The First American Army - Bruce Chadwick [57]
Île-aux-Noix was filled with fleeing Americans, healthy and sick, plus their equipment, baggage, and boats. At one point that month, it was estimated that a total of eight thousand American soldiers were living on the tiny spit of land. It was so jammed with military that those soldiers arriving later could not even find space to erect tents for the night and were forced to sleep outdoors, on the ground, at the edge of the water near their boats, the only piece of land left.1
The sick and their doctors did not remain at Île-aux-Noix long as the British force of nearly ten thousand men rapidly moved south in a relentless effort to destroy the entire American army. The American camp at St. John’s, twenty-five miles north of Île-aux-Noix, was burned and the troops there also evacuated toward the hopelessly overcrowded Île-aux-Noix.
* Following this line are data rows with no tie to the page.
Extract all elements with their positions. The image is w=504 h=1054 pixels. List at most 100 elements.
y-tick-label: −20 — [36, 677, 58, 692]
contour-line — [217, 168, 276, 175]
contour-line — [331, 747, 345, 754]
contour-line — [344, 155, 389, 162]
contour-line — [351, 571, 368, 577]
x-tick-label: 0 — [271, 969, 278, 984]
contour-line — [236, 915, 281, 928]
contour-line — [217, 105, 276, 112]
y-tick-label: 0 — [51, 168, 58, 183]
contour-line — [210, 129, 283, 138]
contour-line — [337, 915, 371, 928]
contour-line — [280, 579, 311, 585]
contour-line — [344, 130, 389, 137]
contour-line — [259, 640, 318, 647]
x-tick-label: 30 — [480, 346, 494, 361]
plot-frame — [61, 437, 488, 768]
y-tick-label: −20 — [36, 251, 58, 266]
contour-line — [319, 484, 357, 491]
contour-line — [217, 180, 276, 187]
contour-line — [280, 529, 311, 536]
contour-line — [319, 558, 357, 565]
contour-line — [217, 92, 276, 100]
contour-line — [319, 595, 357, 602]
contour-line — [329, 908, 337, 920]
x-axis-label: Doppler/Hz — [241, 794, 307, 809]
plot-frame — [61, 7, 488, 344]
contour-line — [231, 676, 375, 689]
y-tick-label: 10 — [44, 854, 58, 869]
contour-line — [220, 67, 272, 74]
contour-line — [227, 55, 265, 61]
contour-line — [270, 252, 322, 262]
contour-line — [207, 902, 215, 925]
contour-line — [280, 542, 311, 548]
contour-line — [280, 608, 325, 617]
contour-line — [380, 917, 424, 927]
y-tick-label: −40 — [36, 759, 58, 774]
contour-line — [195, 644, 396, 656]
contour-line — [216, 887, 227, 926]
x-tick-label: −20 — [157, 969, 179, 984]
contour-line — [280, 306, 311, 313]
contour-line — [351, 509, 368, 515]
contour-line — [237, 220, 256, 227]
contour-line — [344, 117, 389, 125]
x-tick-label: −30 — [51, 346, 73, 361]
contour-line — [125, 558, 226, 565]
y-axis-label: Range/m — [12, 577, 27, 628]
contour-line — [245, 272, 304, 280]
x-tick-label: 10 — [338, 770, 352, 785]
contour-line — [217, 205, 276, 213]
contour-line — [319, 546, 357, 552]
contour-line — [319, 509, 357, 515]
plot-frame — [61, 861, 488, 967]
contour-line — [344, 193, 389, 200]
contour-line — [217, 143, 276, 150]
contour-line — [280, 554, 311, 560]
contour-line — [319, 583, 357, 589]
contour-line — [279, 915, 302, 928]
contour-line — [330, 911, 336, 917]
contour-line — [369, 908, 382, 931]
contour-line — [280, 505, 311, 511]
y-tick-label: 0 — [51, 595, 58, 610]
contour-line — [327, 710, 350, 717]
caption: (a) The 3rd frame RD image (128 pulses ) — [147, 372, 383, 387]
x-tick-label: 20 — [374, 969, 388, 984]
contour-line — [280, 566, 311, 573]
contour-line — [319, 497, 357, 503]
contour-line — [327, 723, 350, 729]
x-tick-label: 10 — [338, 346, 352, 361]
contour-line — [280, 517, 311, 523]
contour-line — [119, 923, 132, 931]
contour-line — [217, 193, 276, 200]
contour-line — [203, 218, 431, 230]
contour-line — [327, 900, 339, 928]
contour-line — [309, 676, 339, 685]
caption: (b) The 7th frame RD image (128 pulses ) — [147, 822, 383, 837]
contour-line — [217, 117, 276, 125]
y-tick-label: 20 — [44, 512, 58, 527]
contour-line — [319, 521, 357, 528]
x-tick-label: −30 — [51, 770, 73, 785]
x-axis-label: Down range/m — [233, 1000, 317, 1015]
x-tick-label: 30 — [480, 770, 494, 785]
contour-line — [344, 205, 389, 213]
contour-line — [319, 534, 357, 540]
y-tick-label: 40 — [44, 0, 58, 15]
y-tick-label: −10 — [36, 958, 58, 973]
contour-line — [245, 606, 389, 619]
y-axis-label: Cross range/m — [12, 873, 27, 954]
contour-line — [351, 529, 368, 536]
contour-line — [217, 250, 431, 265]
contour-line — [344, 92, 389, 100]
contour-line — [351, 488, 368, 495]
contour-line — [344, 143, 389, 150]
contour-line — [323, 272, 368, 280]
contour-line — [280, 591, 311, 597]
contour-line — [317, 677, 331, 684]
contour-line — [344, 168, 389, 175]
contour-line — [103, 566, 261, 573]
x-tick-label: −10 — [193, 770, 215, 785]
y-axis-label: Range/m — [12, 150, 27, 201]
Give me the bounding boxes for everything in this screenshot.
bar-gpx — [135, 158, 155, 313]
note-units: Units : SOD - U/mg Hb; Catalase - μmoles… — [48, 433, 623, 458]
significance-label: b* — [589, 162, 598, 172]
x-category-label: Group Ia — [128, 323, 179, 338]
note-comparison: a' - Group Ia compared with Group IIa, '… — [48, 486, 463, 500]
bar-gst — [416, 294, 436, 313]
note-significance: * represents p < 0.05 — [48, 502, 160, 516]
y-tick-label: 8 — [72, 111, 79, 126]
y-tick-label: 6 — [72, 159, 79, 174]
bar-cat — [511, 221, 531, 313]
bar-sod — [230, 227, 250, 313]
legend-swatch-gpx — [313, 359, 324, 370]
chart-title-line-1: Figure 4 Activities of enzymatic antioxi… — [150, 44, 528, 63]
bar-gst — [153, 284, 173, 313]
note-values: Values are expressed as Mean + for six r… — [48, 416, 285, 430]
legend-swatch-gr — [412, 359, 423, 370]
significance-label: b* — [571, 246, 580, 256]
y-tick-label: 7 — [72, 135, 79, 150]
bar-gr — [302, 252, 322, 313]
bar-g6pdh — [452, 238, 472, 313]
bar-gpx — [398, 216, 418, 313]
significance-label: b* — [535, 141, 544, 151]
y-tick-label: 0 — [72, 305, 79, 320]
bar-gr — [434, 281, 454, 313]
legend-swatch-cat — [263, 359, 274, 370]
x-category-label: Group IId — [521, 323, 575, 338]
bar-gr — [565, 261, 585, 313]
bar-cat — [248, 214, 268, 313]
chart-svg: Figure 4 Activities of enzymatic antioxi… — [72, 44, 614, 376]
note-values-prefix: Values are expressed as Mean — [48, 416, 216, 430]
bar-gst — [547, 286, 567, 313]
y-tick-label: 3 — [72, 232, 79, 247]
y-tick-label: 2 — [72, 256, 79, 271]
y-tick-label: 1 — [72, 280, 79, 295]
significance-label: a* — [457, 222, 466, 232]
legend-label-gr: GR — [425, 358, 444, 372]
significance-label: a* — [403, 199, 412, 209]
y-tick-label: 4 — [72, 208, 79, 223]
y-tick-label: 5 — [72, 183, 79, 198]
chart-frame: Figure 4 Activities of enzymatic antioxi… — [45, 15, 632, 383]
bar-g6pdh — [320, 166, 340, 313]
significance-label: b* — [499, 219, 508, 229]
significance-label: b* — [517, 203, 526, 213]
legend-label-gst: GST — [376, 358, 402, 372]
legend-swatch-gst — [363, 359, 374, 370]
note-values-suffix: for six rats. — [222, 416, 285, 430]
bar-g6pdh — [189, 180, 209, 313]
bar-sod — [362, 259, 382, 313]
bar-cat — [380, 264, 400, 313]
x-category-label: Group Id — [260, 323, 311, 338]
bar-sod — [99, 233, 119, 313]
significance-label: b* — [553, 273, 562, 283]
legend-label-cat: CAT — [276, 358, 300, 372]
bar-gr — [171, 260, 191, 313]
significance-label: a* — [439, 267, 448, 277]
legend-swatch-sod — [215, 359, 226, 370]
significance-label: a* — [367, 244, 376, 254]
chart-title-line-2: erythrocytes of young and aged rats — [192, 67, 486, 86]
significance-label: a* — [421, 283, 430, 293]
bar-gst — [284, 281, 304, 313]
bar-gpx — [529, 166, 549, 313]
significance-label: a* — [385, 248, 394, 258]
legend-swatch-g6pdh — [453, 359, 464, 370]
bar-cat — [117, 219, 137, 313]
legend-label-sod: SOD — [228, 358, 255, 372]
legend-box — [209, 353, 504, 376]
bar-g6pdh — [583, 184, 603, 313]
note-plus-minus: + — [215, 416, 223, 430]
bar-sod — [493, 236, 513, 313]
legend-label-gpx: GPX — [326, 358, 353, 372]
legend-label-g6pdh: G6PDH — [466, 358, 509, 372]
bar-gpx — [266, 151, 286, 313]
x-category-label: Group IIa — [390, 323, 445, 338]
Beebe and others were afraid that the army would not be able to move quickly enough to escape the grasp of the hard-pressing British troops and the always-feared Indians. The next day it was determined that everyone should be taken from Île-aux-Noix to Crown Point, nearly one hundred miles south on Lake Champlain.
Beebe was as stunned by the scenes at Crown Point as he had been at Île-aux-Noix, Chambly, and Sorel. Boats carrying dozens of sick soldiers arrived hourly in a huge, watery traffic jam. It was now reported that between thirty and fifty men were dying of smallpox each day in hospitals at Crown Point. Many had died in the boats on their way to Crown Point, falling dead in the ships. Beebe quoted the Bible when he asked himself about the wisdom of his commanding officers and their decision to undertake this massive evacuation, “Oh fools, when will ye be wise?”
Back home, word of the smallpox frightened civilians and it would soon become difficult to recruit new soldiers, as Connecticut governor Jonathan Trumbull warned George Washington. He wrote, “The smallpox in our northern armies carries with it greater dread than our enemies.”2
Crown Point was a rather large frontier fortress. Its signature was a wide entrance protected by a pair of huge iron doors. Doctor Beebe toured the camp at Crown Point in exceedingly hot and humid weather and was crestfallen; he told friends there that his own headcount showed that about five hundred men had smallpox and hundreds of others were suffering from other diseases or recovering from wounds suffered at the battles of the Cedars and Three Rivers. Many with smallpox were developing abscesses in all parts of their bodies because there was no medicine to stop their illness from spreading.
“Death has now become a daily visitor to the camps,” he wrote, adding that so many were dying that doctors, chaplains, and soldiers alike had hardened themselves to it and showed little emotion at the passing of a friend. Every time that he left the hospitals, Beebe told others that he was frustrated that there was little he could do except offer comfort. He lamented, “I can effect greater cures by words than by medicine.”
By the end of June, the number of fatalities was so great—four a day in Beebe’s regiment alone and fifty a day at Crown Point’s hospitals—that most of the men who were healthy spent almost all their time digging the graves of those who were dying. One regiment buried one hundred men in just eight days. “Death visits us every hour,” the doctor wrote.
Many of the enlisted men who died were single, but some were married and had children. Beebe was an eyewitness to the passing of Captain Shortridge, a middle-aged man who had been accompanied in the service by his two young sons. The boys were there with Beebe at Shortridge’s deathbed as he expired.